The second half of the film focuses on the work that’s central to what Mending Broken Hearts is all about. While the first step is to acknowledge trauma, Mending’s goal is to let the trauma and grief go to be left behind. The next step is validation or acceptance, which is where sharing comes in. Whether it's one other person or a group, talking about a traumatic experience, while exhausting, is where the weight of that experience begins to lighten. It's an opportunity to no longer go on carrying that trauma alone. According to Ben Nighthorse Campbell, member of the Council of Chiefs of the Northern Cheyenne Indian Tribe and former U.S. Senator, "Truth is a precondition for justice." Victims of trauma deserve to know that they have been heard, believed, and understood — that their trauma has been recognized and acknowledged.

It can also be said that truth is a precondition for perhaps the hardest but most important part of Mending Broken Hearts: Forgiveness. The Wellbriety Movement emphasizes four types of forgiveness.

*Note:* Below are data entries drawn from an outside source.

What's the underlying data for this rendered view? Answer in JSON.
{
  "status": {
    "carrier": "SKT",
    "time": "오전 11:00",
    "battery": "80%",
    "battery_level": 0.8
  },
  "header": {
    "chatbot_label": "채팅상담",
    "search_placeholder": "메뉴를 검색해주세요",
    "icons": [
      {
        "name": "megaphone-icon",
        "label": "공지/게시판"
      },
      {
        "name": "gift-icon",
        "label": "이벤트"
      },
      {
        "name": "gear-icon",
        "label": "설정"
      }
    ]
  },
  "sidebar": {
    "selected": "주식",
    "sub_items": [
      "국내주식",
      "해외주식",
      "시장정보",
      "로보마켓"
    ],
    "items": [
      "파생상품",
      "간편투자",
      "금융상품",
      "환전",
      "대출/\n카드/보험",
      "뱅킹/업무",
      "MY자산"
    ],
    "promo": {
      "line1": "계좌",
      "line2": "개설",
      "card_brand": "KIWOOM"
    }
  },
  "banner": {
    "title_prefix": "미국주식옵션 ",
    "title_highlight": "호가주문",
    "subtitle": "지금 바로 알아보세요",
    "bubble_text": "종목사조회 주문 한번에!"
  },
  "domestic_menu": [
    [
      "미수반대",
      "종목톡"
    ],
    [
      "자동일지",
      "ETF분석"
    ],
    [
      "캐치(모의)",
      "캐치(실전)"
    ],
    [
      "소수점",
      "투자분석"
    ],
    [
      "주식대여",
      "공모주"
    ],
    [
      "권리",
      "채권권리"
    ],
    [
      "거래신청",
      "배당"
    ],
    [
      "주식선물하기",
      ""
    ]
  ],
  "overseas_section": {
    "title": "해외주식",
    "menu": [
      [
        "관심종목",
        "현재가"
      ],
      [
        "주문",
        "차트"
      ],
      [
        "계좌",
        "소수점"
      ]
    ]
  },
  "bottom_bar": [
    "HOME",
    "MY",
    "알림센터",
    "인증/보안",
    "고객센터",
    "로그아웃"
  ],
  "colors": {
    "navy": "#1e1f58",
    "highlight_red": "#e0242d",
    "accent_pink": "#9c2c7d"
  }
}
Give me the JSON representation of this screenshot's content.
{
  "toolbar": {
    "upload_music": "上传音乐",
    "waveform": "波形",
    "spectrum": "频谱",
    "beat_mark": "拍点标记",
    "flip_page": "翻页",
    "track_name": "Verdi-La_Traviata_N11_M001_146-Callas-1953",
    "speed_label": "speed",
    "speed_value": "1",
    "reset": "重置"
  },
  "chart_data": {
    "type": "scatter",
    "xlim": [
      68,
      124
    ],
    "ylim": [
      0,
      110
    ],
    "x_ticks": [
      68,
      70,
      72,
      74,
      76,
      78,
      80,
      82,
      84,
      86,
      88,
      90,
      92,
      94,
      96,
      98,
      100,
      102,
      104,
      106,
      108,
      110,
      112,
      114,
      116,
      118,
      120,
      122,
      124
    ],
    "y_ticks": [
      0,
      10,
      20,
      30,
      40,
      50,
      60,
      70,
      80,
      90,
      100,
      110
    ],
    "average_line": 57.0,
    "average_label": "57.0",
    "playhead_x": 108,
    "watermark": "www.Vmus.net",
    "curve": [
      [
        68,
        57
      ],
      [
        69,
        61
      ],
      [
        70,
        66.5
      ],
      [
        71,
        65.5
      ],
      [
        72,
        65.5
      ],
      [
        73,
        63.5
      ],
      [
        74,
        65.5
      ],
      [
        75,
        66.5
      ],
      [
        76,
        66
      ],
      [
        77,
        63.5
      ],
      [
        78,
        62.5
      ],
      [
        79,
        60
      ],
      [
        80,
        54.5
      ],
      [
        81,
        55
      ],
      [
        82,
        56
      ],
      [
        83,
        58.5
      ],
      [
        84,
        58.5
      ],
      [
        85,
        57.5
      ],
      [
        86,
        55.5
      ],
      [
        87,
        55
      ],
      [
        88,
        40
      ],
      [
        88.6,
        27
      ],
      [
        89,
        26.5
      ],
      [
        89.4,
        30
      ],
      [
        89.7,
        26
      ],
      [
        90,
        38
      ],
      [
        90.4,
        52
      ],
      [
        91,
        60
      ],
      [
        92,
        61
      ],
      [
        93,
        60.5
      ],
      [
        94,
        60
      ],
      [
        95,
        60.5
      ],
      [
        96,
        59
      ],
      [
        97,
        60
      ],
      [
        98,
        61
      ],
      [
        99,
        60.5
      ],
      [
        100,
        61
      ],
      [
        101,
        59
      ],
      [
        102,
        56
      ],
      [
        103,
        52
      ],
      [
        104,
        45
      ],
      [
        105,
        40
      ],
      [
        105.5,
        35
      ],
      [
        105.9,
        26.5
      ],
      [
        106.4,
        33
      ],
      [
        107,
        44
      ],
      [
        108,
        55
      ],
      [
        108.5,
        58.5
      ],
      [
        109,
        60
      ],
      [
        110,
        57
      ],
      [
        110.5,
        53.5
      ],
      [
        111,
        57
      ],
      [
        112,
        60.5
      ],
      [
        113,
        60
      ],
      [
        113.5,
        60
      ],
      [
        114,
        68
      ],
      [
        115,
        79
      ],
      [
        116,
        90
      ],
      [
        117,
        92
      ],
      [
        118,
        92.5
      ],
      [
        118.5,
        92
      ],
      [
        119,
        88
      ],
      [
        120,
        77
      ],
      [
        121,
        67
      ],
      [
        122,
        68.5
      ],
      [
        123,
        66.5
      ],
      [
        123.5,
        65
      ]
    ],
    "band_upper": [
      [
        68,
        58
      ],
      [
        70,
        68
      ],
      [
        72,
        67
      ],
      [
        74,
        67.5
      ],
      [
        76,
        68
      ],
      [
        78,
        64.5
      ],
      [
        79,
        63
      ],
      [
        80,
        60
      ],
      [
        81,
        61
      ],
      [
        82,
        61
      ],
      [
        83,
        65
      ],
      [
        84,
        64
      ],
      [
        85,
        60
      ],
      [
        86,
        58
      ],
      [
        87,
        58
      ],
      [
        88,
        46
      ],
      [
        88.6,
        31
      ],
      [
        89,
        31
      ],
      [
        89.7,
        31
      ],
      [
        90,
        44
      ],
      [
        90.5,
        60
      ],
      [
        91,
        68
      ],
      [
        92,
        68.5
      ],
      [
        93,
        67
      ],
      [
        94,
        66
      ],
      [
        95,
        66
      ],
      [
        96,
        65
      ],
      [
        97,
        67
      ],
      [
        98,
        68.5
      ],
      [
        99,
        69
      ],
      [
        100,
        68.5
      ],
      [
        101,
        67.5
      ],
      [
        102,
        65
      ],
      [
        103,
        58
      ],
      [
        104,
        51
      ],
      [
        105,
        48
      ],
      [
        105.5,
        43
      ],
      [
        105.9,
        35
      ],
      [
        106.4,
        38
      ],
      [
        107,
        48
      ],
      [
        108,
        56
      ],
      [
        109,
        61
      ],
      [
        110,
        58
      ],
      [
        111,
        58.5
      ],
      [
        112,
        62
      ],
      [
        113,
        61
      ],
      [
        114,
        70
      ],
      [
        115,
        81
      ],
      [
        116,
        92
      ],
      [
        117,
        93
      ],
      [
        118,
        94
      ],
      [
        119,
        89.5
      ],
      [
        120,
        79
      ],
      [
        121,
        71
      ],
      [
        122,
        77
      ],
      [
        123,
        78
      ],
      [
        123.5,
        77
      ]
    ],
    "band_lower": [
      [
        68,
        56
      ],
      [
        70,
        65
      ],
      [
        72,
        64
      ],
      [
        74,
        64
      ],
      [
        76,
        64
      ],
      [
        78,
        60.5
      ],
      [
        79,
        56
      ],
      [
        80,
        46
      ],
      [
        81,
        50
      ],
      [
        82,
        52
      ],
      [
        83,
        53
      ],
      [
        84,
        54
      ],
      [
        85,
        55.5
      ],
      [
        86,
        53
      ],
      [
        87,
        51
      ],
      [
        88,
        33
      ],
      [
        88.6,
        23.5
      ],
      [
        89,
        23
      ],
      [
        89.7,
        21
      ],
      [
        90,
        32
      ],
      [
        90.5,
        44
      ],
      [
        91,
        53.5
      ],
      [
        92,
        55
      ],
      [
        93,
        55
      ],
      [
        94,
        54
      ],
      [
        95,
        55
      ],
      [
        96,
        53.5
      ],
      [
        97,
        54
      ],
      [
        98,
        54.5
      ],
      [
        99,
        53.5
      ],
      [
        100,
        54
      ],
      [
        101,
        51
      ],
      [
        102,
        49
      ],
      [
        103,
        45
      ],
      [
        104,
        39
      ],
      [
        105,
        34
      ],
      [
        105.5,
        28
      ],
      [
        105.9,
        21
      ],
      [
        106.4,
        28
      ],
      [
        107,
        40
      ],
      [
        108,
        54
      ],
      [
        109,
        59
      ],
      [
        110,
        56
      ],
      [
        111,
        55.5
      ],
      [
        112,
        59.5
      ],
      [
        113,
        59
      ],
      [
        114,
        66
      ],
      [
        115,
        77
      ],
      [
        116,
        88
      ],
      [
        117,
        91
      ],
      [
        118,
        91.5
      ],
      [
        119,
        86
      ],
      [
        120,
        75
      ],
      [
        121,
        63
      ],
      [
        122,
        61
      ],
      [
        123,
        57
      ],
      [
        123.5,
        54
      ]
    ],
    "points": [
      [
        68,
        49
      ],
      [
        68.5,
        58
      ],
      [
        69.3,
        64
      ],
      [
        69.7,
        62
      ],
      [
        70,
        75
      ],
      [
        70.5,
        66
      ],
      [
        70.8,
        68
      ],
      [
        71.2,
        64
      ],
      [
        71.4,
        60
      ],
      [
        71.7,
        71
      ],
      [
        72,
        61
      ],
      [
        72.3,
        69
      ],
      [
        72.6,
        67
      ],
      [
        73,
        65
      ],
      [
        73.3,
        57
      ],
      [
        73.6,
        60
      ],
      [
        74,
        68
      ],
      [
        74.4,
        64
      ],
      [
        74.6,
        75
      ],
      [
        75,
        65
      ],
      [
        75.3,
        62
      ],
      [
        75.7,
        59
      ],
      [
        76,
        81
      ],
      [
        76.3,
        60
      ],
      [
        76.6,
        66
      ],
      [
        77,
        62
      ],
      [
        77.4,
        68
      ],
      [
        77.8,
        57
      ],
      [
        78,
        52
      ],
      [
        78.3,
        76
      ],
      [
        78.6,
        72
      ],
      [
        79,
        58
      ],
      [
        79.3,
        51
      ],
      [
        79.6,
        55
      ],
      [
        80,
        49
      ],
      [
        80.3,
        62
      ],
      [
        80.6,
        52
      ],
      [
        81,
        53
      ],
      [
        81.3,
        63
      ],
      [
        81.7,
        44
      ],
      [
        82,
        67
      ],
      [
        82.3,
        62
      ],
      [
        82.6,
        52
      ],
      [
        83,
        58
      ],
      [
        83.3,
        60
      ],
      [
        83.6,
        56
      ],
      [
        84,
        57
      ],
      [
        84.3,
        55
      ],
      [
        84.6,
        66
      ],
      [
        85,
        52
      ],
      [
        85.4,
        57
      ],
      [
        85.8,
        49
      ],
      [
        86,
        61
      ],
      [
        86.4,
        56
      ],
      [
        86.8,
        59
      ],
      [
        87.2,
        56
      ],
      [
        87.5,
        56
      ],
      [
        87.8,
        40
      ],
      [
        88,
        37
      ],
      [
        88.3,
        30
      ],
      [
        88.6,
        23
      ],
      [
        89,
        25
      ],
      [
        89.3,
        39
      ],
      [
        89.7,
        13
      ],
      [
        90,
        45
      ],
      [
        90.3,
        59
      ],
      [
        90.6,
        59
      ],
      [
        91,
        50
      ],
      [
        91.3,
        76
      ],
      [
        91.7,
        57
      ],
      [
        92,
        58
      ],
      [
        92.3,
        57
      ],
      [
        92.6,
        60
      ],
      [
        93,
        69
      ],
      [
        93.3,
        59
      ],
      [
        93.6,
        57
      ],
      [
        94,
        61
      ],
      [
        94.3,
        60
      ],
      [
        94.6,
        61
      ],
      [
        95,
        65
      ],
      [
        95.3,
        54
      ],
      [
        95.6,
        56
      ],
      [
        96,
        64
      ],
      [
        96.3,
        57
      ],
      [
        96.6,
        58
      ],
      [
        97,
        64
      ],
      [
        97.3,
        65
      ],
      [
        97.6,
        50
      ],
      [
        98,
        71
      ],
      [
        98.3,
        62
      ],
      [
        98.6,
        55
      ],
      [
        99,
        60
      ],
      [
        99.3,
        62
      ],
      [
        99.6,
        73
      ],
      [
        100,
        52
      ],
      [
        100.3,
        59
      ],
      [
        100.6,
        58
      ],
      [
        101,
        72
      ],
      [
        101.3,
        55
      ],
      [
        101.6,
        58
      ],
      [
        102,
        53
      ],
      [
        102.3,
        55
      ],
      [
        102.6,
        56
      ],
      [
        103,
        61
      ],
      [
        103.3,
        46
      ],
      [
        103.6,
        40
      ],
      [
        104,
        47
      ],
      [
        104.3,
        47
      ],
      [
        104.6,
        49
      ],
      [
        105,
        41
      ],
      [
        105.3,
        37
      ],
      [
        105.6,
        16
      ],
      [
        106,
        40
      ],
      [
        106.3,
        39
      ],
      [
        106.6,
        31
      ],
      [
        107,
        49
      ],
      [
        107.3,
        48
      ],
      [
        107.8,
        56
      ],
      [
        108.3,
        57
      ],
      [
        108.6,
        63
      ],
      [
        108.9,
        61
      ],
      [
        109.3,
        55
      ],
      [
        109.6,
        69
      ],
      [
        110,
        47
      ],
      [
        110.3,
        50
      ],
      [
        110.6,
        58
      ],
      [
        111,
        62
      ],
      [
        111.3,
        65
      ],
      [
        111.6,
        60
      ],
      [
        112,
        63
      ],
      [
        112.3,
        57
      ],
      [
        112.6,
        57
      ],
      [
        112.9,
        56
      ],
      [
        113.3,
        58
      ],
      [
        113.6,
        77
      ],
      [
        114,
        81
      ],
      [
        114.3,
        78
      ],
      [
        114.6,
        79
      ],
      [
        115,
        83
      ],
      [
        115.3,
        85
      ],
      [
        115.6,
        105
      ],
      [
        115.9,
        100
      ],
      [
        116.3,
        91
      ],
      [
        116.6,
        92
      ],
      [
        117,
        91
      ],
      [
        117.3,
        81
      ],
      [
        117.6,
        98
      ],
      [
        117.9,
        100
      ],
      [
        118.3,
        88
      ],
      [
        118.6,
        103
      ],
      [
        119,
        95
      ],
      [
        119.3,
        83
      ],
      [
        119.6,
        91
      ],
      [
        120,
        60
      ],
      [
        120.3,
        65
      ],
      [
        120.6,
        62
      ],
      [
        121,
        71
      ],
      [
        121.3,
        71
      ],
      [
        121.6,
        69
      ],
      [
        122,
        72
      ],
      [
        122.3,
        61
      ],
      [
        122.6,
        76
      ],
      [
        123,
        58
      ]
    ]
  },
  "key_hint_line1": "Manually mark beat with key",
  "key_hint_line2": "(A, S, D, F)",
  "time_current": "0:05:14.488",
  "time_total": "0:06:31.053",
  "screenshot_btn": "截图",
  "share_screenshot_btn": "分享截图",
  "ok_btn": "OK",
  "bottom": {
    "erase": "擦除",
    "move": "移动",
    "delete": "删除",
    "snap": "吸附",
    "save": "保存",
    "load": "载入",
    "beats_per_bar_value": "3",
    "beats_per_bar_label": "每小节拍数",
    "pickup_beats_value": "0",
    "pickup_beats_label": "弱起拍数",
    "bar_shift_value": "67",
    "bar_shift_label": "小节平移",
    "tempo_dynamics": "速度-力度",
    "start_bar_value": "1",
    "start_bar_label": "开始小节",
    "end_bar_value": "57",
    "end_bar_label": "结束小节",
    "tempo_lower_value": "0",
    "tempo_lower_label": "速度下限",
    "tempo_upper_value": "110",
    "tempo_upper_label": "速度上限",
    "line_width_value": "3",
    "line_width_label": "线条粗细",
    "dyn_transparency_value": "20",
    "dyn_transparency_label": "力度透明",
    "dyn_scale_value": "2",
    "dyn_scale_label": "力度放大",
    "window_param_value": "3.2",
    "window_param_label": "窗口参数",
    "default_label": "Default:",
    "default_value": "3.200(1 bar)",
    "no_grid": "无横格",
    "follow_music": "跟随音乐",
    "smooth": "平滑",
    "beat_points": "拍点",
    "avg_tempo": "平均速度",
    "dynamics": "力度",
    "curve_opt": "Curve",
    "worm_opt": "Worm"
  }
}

There is basic forgiveness, which must be practiced daily on all the small things, such as forgiving someone for forgetting to turn off a light. Then there is forgiveness of others even for hurtful things. Harder still is forgiveness of self. Most people find that they are their own worst critics, and in order to promote healing, one must get out of the practice of self-blame.

The greatest challenge, and also the greatest freedom, comes with learning to Forgive the Unforgiveable. Don Coyhis, a member of the Mohican Nation and White Bison, Inc. founder and president, says the following in the training: "The Elders have told us that in order to heal, we must forgive. They said that we are carrying around the trauma handed down to us from the generations before, from one generation to the next, and we don't know it. Forgiveness is the pathway to getting rid of this trauma and hate."

Early on the first day, Briana will point out to participants that, "Hurt people hurt people." Forgiveness often means forgiving the perpetrator of trauma within the context of their own trauma. This is different than excusing them. Forgiving the unforgiveable must not be mistaken for removing a person or institution's accountability for what they have done. However, as a victim looking to heal and break the trauma cycle, forgiveness becomes the act by which the connection to that perpetrator, and therefore to the trauma itself, is severed.

This step is the hardest and the most important, for every individual, their family, and future generations. Mending Broken Hearts, at the core of its teaching, is about not just identifying intergenerational trauma or healing oneself from unresolved grief. It's ultimately about bringing about the end of intergenerational trauma. It gives individuals a safe place to begin their healing journey and skills they will use to declare that the cycle ends with them. With Mending Broken Hearts, the trauma stops here.